28th November 2003 at 00:00
Assessment should no longer be seen as "the secret garden" in the way that the curriculum once was, a conference aimed at encouraging greater parental involvement heard on Wednesday.

Sheila Wolfendale of the psychology school at the University of East London made the comment as she called for an ethical code of practice governing assessment. This would spell out the rights of all parties and clarify the benefits for children.

Professor Wolfendale suggested that a code should also cover issues such as invasion of privacy, misrepresentation of fact, lack of due consultation and use of inappropriate assessment measures.

She stated: "Its very existence should reduce the likelihood of these potentially adversarial issues leading to conflict or litigation. A shared and open agenda represents the most positive starting point for teachers and parents to engage in assessment - an alliance for children."

Donna Murray, development officer with Learning and Teaching Scotland, which organised the conference, told The TES Scotland that focus groups were among a variety of strategies used by some of the 22 schools taking part in a project on promoting partnership with parents on assessment.
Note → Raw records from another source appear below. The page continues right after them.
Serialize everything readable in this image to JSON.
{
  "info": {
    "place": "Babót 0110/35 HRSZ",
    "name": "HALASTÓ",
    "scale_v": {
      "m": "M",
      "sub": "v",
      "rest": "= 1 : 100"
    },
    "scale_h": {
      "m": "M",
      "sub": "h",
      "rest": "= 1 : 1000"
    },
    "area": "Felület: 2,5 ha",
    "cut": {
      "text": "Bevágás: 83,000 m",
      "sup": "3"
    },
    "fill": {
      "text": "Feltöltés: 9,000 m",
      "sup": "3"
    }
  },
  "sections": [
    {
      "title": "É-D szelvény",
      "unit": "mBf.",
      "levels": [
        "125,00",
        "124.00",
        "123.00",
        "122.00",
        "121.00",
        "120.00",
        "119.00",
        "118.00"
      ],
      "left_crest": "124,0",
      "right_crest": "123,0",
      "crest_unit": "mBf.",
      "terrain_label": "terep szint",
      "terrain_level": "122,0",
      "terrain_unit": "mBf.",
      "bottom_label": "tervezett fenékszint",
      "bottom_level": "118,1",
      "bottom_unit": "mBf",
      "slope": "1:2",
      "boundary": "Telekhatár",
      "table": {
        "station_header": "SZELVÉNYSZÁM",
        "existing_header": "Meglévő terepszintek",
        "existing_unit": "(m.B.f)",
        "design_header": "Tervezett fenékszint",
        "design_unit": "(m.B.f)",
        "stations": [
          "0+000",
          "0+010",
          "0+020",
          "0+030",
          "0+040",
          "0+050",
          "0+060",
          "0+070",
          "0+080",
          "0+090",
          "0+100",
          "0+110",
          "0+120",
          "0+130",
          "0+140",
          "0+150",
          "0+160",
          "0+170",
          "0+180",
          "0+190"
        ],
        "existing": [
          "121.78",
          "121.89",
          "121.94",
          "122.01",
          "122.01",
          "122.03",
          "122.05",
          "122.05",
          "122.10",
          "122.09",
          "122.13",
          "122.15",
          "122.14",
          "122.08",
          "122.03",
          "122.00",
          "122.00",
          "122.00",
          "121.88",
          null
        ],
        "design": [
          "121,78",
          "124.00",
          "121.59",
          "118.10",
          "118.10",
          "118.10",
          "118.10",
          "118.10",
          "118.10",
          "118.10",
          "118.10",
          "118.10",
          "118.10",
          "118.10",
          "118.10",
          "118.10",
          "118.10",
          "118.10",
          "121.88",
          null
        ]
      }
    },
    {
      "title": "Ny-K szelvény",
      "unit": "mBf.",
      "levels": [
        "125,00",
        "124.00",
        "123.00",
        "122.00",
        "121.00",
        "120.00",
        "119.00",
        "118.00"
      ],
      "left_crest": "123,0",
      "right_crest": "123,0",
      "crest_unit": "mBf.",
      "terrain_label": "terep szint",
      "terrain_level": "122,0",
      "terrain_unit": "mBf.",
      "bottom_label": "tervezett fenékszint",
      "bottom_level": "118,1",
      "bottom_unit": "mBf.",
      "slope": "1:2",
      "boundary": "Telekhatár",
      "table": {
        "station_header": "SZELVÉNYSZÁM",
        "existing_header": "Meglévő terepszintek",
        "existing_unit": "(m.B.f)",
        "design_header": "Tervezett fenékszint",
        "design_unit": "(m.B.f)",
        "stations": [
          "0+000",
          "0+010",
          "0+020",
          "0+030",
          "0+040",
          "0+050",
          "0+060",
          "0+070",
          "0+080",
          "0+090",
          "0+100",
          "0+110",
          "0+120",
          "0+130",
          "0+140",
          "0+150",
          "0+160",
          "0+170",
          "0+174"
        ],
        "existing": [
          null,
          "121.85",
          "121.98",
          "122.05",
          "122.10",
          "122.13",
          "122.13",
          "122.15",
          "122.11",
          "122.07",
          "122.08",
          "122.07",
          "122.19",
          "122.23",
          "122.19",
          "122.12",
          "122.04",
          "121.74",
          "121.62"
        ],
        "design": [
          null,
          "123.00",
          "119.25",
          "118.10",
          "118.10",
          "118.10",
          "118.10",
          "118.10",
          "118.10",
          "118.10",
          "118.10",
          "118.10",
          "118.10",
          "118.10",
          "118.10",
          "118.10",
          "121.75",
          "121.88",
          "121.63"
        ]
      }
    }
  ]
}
Ms Murray heads the project, which covers 10 authorities. She said: "These groups gave parents and teachers the chance to have face-to-face discussions about how the schools communicated with parents. Everyone involved was really positive about the benefits."

Carolyn Hutchison, head of the assessment branch in the Scottish Executive Education Department, said "open space" programmes run in August and September to glean the views of parents underlined their view that "assessment should be about common sense and not a rocket science".

Assessment, Ms Hutchison stated, should encompass inclusion and equity. The Executive's review reflected its intention to shift the emphasis away from "sorting and grading" back to learning and pupils. There had to be a streamlined structure that allowed parents, as well as teachers and pupils, to have feedback on classroom learning.

The "reporting to parents and others" project includes exploring the use of ICT to support parent involvement and how to meet the challenge of engaging parents after children reach secondary school.